Burke’s arguments have power not only because they are elegantly articulated, but because they were vindicated so bloodily in the French Revolution, in the course of which he wrote some of his greatest work, and then vindicated again repeatedly over the next two centuries in the Bolshevik Revolution and in other murderous projects of grand social engineering. If the test of a theory is that it predicts, then Burke’s writings deserve high grades and careful consideration.
I see President Bush’s promotion of human freedom not as arrogance or naïve and rampant Wilsonianism. The President starts, I believe, from the well-grounded observation that societies with free political institutions provide their people with greater personal liberty and prosperity than do societies without such institutions. He observes that the rejection of tyranny and the aspiration for freedom are not peculiar to our particular culture. As he said in his Second Inaugural: “America will not pretend that jailed dissidents prefer their chains, or that women welcome humiliation and servitude, or that any human being aspires to live at the mercy of bullies.”
At the same time, the President has made a point of not urging, let alone imposing, American-style political institutions on other countries.
He doesn’t believe that there’s a single model of democratic governance that can function everywhere. Actually, he has said the opposite: “As we watch and encourage reforms in the [Middle East], we are mindful that modernization is not the same as Westernization. Representative governments in the Middle East will reflect their own cultures.

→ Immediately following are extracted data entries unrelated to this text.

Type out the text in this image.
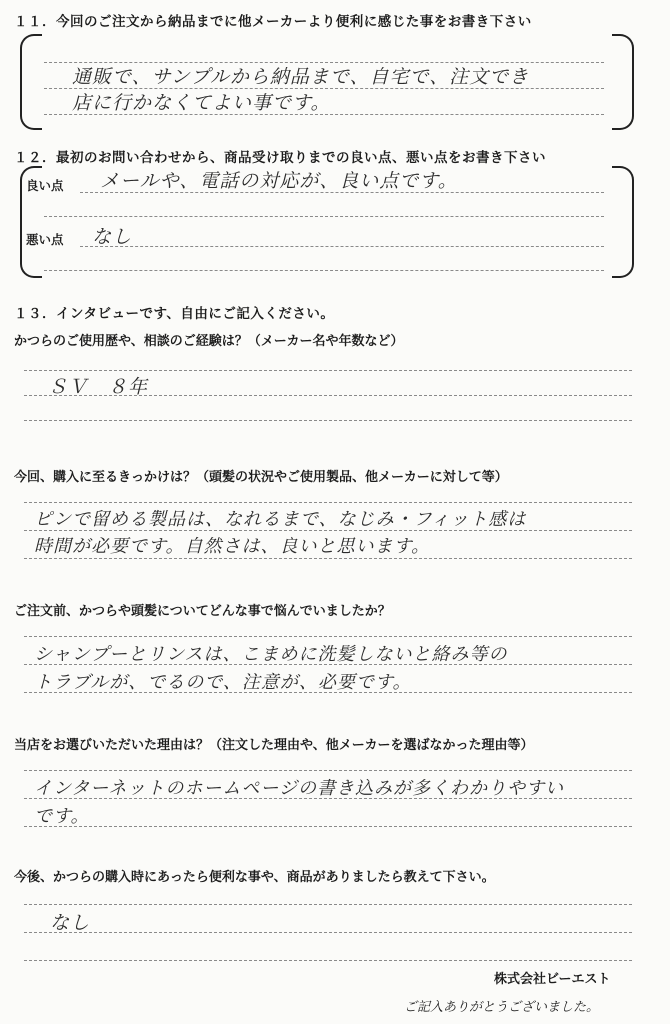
１１．今回のご注文から納品までに他メーカーより便利に感じた事をお書き下さい
通販で、サンプルから納品まで、自宅で、注文でき
店に行かなくてよい事です。
１２．最初のお問い合わせから、商品受け取りまでの良い点、悪い点をお書き下さい
良い点 メールや、電話の対応が、良い点です。
悪い点 なし
１３．インタビューです、自由にご記入ください。
かつらのご使用歴や、相談のご経験は？（メーカー名や年数など）
ＳＶ　８年
今回、購入に至るきっかけは？（頭髪の状況やご使用製品、他メーカーに対して等）
ピンで留める製品は、なれるまで、なじみ・フィット感は
時間が必要です。自然さは、良いと思います。
ご注文前、かつらや頭髪についてどんな事で悩んでいましたか？
シャンプーとリンスは、こまめに洗髪しないと絡み等の
トラブルが、でるので、注意が、必要です。
当店をお選びいただいた理由は？（注文した理由や、他メーカーを選ばなかった理由等）
インターネットのホームページの書き込みが多くわかりやすい
です。
今後、かつらの購入時にあったら便利な事や、商品がありましたら教えて下さい。
なし
株式会社ビーエスト
ご記入ありがとうございました。
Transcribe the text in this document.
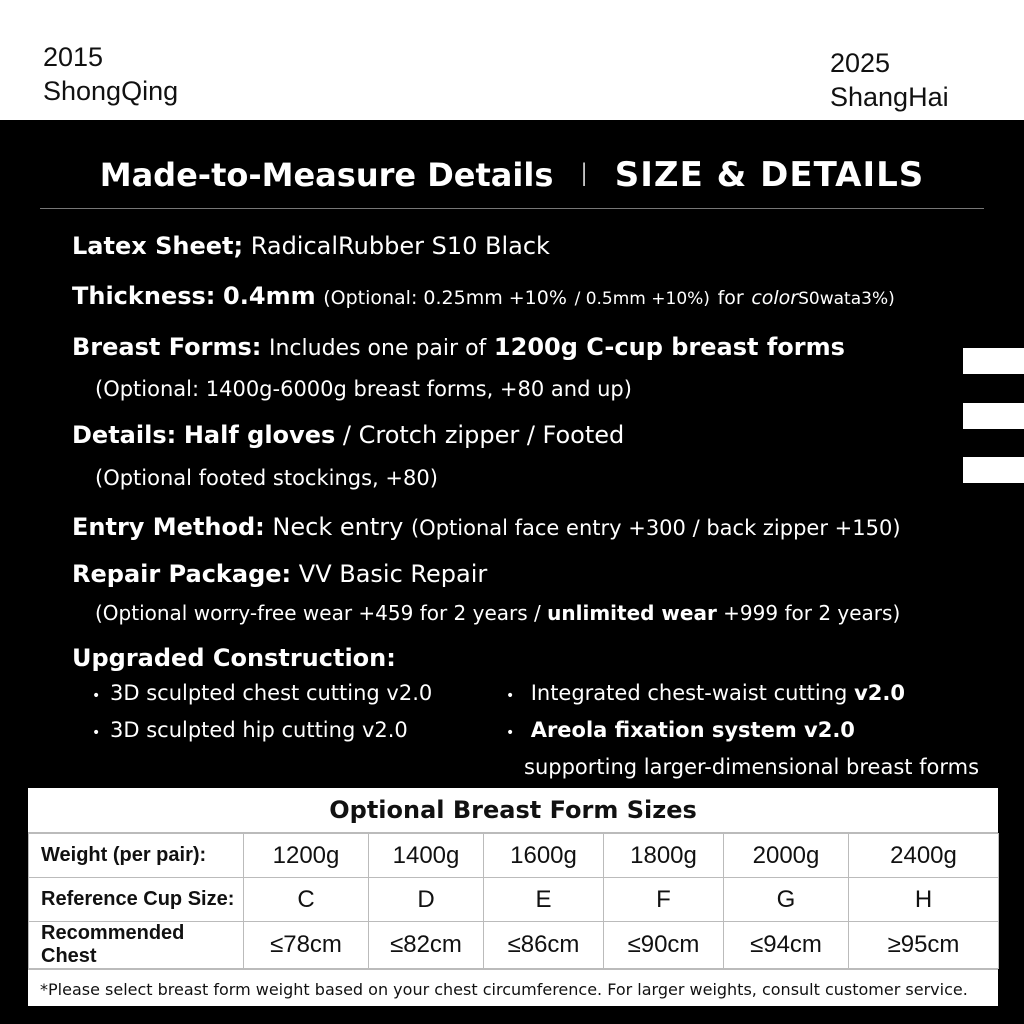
2015
ShongQing
2025
ShangHai
Made-to-Measure Details I SIZE & DETAILS
Latex Sheet; RadicalRubber S10 Black
Thickness: 0.4mm (Optional: 0.25mm +10% / 0.5mm +10%) for colorS0wata3%)
Breast Forms: Includes one pair of 1200g C-cup breast forms
(Optional: 1400g-6000g breast forms, +80 and up)
Details: Half gloves / Crotch zipper / Footed
(Optional footed stockings, +80)
Entry Method: Neck entry (Optional face entry +300 / back zipper +150)
Repair Package: VV Basic Repair
(Optional worry-free wear +459 for 2 years / unlimited wear +999 for 2 years)
Upgraded Construction:
• 3D sculpted chest cutting v2.0
• 3D sculpted hip cutting v2.0
• Integrated chest-waist cutting v2.0
• Areola fixation system v2.0
supporting larger-dimensional breast forms
Optional Breast Form Sizes
Weight (per pair):	1200g	1400g	1600g	1800g	2000g	2400g
Reference Cup Size:	C	D	E	F	G	H
Recommended Chest	≤78cm	≤82cm	≤86cm	≤90cm	≤94cm	≥95cm
*Please select breast form weight based on your chest circumference. For larger weights, consult customer service.
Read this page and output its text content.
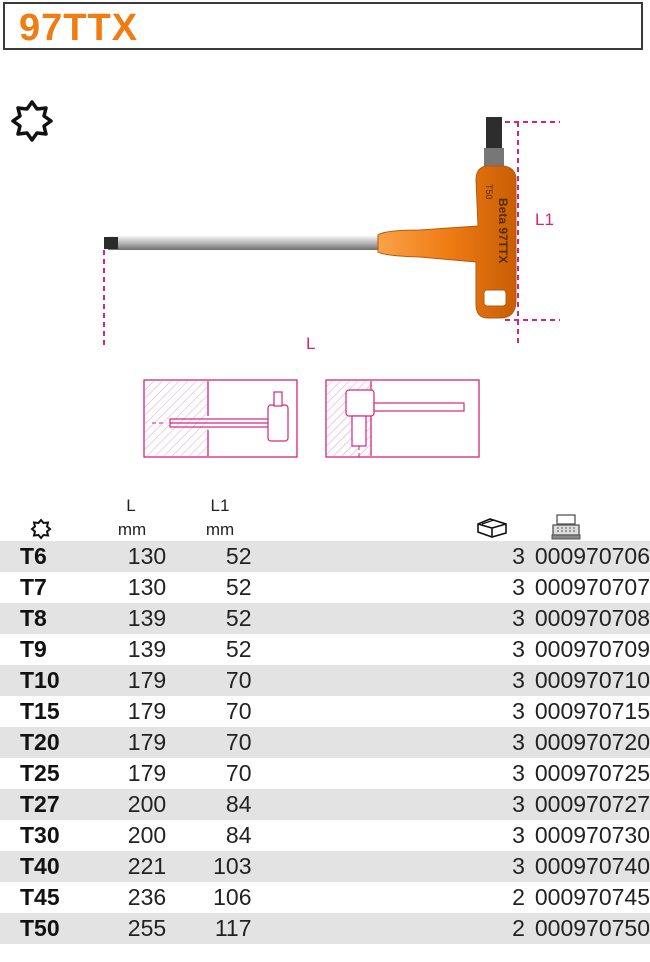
97TTX
Beta 97TTX
T50
L1
L
L
mm
L1
mm
T6	130	52		3	000970706
T7	130	52		3	000970707
T8	139	52		3	000970708
T9	139	52		3	000970709
T10	179	70		3	000970710
T15	179	70		3	000970715
T20	179	70		3	000970720
T25	179	70		3	000970725
T27	200	84		3	000970727
T30	200	84		3	000970730
T40	221	103		3	000970740
T45	236	106		2	000970745
T50	255	117		2	000970750
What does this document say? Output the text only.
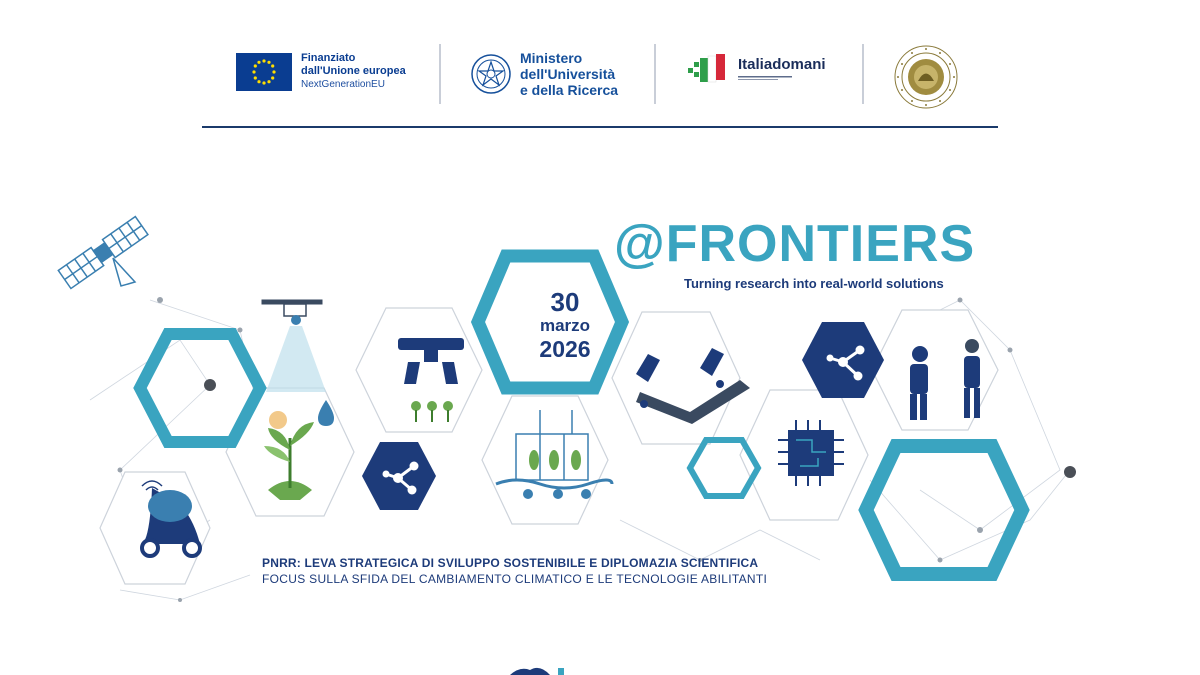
Finanziato
dall'Unione europea
NextGenerationEU
Ministero
dell'Università
e della Ricerca
Italiadomani
@FRONTIERS
Turning research into real-world solutions
30
marzo
2026
PNRR: LEVA STRATEGICA DI SVILUPPO SOSTENIBILE E DIPLOMAZIA SCIENTIFICA
FOCUS SULLA SFIDA DEL CAMBIAMENTO CLIMATICO E LE TECNOLOGIE ABILITANTI
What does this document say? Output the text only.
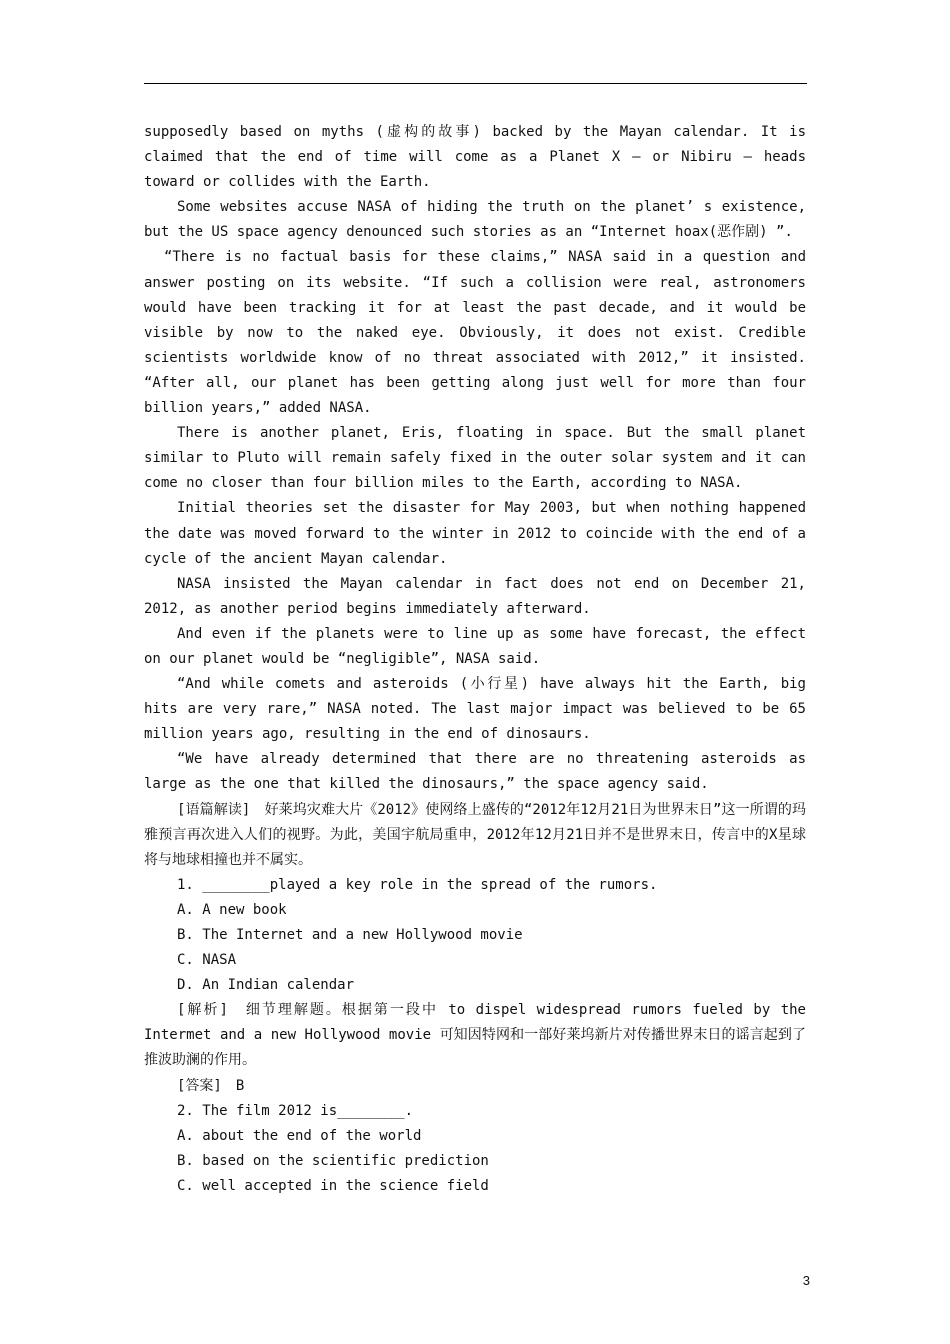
supposedly based on myths (虚构的故事) backed by the Mayan calendar. It is claimed that the end of time will come as a Planet X — or Nibiru — heads toward or collides with the Earth.

Some websites accuse NASA of hiding the truth on the planet’ s existence, but the US space agency denounced such stories as an “Internet hoax(恶作剧) ”.

“There is no factual basis for these claims,” NASA said in a question and answer posting on its website. “If such a collision were real, astronomers would have been tracking it for at least the past decade, and it would be visible by now to the naked eye. Obviously, it does not exist. Credible scientists worldwide know of no threat associated with 2012,” it insisted. “After all, our planet has been getting along just well for more than four billion years,” added NASA.

There is another planet, Eris, floating in space. But the small planet similar to Pluto will remain safely fixed in the outer solar system and it can come no closer than four billion miles to the Earth, according to NASA.

Initial theories set the disaster for May 2003, but when nothing happened the date was moved forward to the winter in 2012 to coincide with the end of a cycle of the ancient Mayan calendar.

NASA insisted the Mayan calendar in fact does not end on December 21, 2012, as another period begins immediately afterward.

And even if the planets were to line up as some have forecast, the effect on our planet would be “negligible”, NASA said.

“And while comets and asteroids (小行星) have always hit the Earth, big hits are very rare,” NASA noted. The last major impact was believed to be 65 million years ago, resulting in the end of dinosaurs.

“We have already determined that there are no threatening asteroids as large as the one that killed the dinosaurs,” the space agency said.

[语篇解读]　好莱坞灾难大片《2012》使网络上盛传的“2012年12月21日为世界末日”这一所谓的玛雅预言再次进入人们的视野。为此，美国宇航局重申，2012年12月21日并不是世界末日，传言中的X星球将与地球相撞也并不属实。

1. ________played a key role in the spread of the rumors.

A. A new book

B. The Internet and a new Hollywood movie

C. NASA

D. An Indian calendar

[解析]　细节理解题。根据第一段中 to dispel widespread rumors fueled by the Intermet and a new Hollywood movie 可知因特网和一部好莱坞新片对传播世界末日的谣言起到了推波助澜的作用。

[答案]　B

2. The film 2012 is________.

A. about the end of the world

B. based on the scientific prediction

C. well accepted in the science field

3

They will not, and should not, look like us.”  The President, I submit, is here voicing the modest prudence of Burkean restraint.
Democracies on a Spectrum of Liberality
So we come to the second line of criticism – not that the Administration is trying to impose our ideas of democracy on unwilling or unready Afghans or Iraqis, but rather the opposite: that the Administration is tolerating political institutions in Afghanistan, Iraq and elsewhere that don’t count as democratic because they don’t measure up to American standards.
The critics here commonly focus on the new Afghan Constitution and Iraq’s interim constitution, known as the Transitional Administrative Law. Both refer to Islam as the state religion.
Neither document, to be sure, would pass muster by US constitutional law standards. But are these freshly produced constitutions therefore undemocratic?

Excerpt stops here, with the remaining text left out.